Holly’s husband was a CPA, a partner in an accounting firm. Freddie only brought that up once, when she and Ken were thinking of going out to Minneapolis to visit. Ken was curious about Holly’s new husband. They got married so fast there hadn’t been time to include family. Your sister won’t like that you married down was what he said. Freddie didn’t think he meant it. She thought he was joking with an edge, the way he often did.

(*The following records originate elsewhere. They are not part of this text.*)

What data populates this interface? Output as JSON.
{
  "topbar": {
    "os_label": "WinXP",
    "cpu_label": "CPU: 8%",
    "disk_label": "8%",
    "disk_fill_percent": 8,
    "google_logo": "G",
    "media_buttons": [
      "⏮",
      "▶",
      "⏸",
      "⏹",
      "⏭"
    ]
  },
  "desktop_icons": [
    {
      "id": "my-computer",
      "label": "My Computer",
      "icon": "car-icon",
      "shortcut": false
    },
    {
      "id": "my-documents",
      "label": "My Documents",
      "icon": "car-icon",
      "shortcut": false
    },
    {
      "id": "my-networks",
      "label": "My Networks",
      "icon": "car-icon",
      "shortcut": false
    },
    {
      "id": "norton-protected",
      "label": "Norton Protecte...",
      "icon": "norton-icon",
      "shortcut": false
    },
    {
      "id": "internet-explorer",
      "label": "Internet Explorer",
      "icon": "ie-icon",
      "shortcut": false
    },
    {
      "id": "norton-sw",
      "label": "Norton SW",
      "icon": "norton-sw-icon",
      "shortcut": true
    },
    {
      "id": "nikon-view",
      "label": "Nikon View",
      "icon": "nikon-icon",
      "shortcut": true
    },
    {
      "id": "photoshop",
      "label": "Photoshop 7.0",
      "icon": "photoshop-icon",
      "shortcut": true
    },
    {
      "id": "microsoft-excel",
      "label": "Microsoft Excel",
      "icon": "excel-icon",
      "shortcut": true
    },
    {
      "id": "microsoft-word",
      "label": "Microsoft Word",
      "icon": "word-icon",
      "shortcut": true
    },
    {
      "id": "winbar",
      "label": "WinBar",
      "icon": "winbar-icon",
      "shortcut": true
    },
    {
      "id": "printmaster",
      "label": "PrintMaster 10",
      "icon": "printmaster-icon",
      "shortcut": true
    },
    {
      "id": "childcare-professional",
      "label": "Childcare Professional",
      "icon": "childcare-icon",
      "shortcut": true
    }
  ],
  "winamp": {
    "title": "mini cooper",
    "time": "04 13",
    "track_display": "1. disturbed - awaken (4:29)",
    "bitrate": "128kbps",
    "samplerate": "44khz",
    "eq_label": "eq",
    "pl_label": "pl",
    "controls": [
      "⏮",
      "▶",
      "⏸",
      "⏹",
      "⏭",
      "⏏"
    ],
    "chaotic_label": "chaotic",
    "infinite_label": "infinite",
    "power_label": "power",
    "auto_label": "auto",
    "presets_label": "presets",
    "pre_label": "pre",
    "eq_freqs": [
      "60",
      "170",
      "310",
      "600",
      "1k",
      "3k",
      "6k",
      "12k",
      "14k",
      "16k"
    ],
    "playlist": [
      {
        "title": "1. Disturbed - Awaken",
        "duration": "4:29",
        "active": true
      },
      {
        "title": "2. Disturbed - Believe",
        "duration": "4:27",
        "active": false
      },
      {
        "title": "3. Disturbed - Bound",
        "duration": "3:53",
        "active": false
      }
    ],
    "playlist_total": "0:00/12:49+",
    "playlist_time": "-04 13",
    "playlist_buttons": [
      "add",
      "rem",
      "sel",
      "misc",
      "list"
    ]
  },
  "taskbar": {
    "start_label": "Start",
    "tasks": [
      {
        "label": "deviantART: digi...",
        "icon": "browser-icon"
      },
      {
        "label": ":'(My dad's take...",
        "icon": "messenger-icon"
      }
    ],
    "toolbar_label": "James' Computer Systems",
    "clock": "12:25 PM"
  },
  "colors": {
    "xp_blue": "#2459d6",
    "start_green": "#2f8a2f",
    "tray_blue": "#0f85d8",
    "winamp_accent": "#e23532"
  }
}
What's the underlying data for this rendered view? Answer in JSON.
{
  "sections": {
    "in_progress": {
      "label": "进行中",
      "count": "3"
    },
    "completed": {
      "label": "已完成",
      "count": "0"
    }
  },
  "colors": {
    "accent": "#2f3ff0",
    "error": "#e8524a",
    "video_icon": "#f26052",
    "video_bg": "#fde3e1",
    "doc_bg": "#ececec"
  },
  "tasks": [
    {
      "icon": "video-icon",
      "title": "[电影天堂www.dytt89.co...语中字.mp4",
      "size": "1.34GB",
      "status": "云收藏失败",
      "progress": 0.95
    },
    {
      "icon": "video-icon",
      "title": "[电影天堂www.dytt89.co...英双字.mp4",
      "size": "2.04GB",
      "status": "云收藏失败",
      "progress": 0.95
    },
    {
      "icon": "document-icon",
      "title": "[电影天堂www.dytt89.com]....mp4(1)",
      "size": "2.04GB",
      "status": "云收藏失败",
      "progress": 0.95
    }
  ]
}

“I’m proud of you for being a cop,” Freddie said. Ken rinsed his paintbrush in the sink. His back was to her. She couldn’t read his mood

“Look, if I said you were my husband, that this was your house, she’d still be here. She would have worked her way in. The way it was, she probably figured I called the police, and that you were the one they sent over. You were the face of authority. She was always afraid of that,” she said.

“And if I belonged to you, I would have had no authority?”

“Yes.”

Even so, Ken felt his position in the household should be known, even to a loser like Lorraine.

“I didn’t have to tell you the truth. I could have stuck with my story. Don’t come down on me for being honest,” Freddie said.

“I wonder how honest you really are.”

Freddie let it go. She didn’t have the strength to defend herself further. She wanted to forget Lorraine’s visit. She wanted to forget Lorraine. She never would, though, at least not in this lifetime.